Pelos cálculos da administração do parque, mais de um milhão de pessoas visitam a reserva todos os anos. Para marcar os 30 anos de abertura do parque, a Secretaria de Serviços Urbanos e Meio Ambiente entrega hoje algumas melhorias. O portão principal e parte do acesso ao estacionamento foram modificados, e o Jardim Imperial totalmente reformado.
O sistema de iluminação interna do parque também será reformado. O secretário Marino Elígio Gonçalves explica que os cabos aéreos de energia serão todos enterrados, evitando acidentes com animais soltos na reserva.
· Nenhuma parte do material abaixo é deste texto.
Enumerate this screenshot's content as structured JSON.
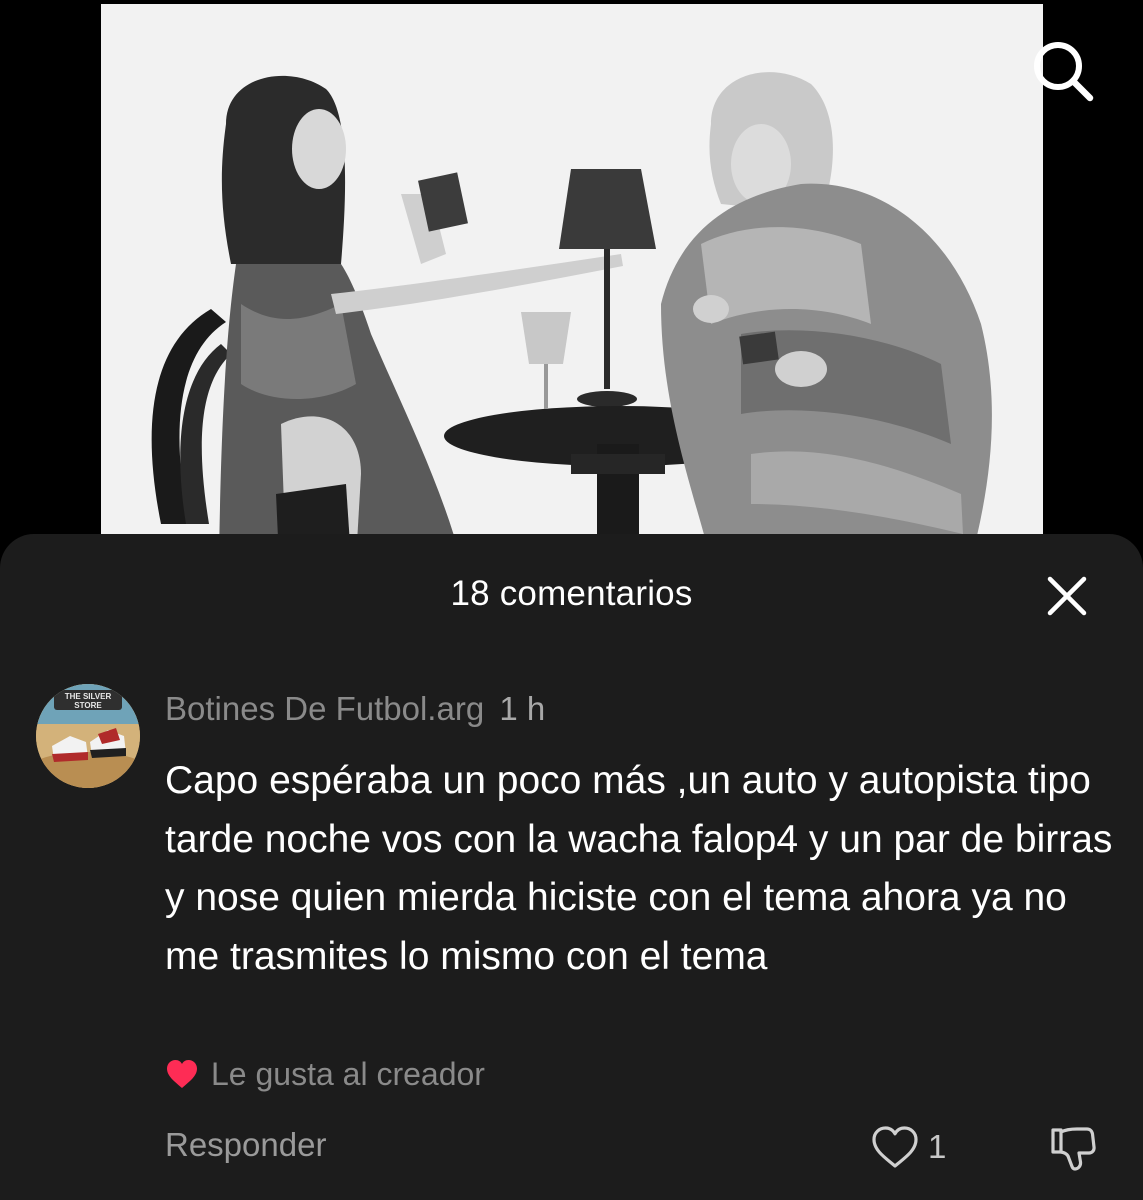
{
  "comments_sheet": {
    "title": "18 comentarios"
  },
  "comment": {
    "author": "Botines De Futbol.arg",
    "time": "1 h",
    "avatar_text": "THE SILVER STORE",
    "text": "Capo espéraba un poco más ,un auto y autopista tipo tarde noche vos con la wacha falop4 y un par de birras y nose quien mierda hiciste con el tema ahora ya no me trasmites lo mismo con el tema",
    "creator_like_label": "Le gusta al creador",
    "reply_label": "Responder",
    "like_count": "1"
  },
  "icons": {
    "search": "search-icon",
    "close": "close-icon",
    "heart": "heart-icon",
    "like": "heart-outline-icon",
    "dislike": "thumbs-down-icon"
  },
  "colors": {
    "sheet_background": "#1c1c1c",
    "creator_heart": "#fe2c55",
    "muted_text": "#8a8a8a"
  }
}
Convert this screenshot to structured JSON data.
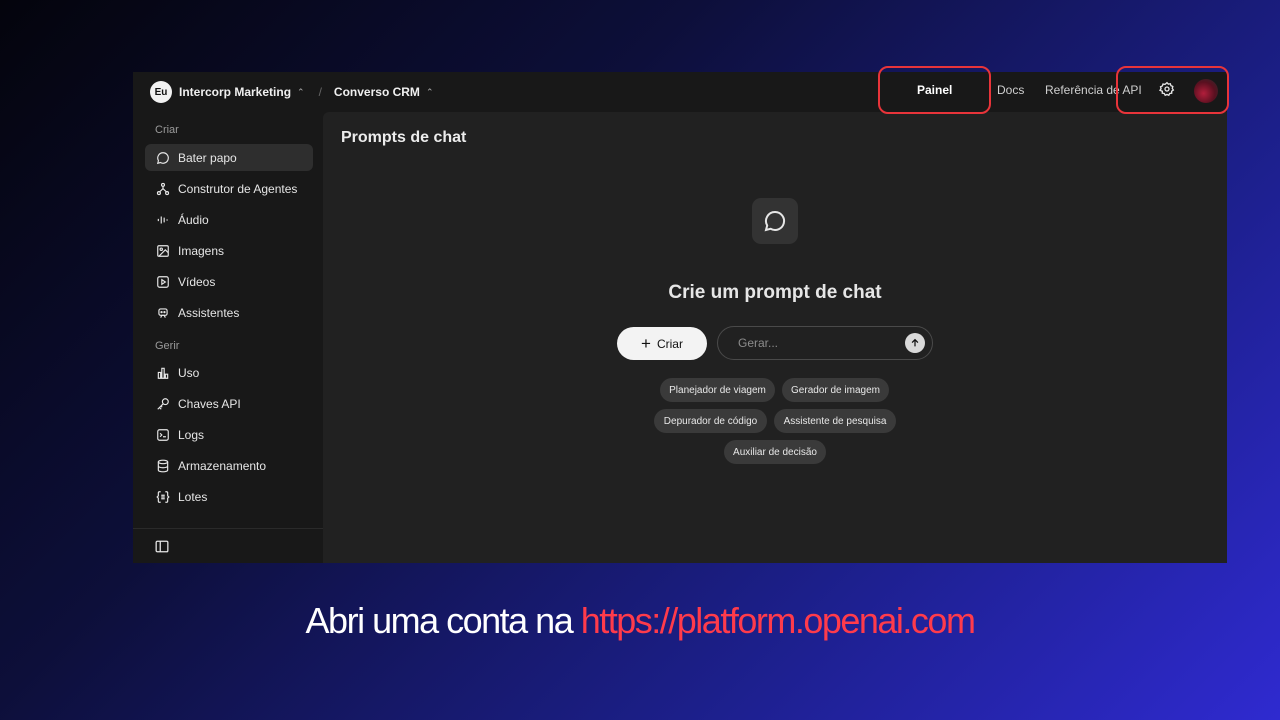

São principalmente saguis, cotias, macacos-prego que escalam os postes e acabam eletrocutados.
Segundo Marino, existem vestígios que pessoas pescam à noite no lago. ‘‘Não sabemos nem a qualidade da água, que passa por estudos para medir o grau de poluição’’, alerta. Se ficar comprovada a existência de metais pesados, Gonçalves pretende montar um projeto impedindo que a água das galerias pluviais chegue ao lago. ‘‘Vamos desviar todas as tubulações para depois do lago’’, explica. (M.Z.)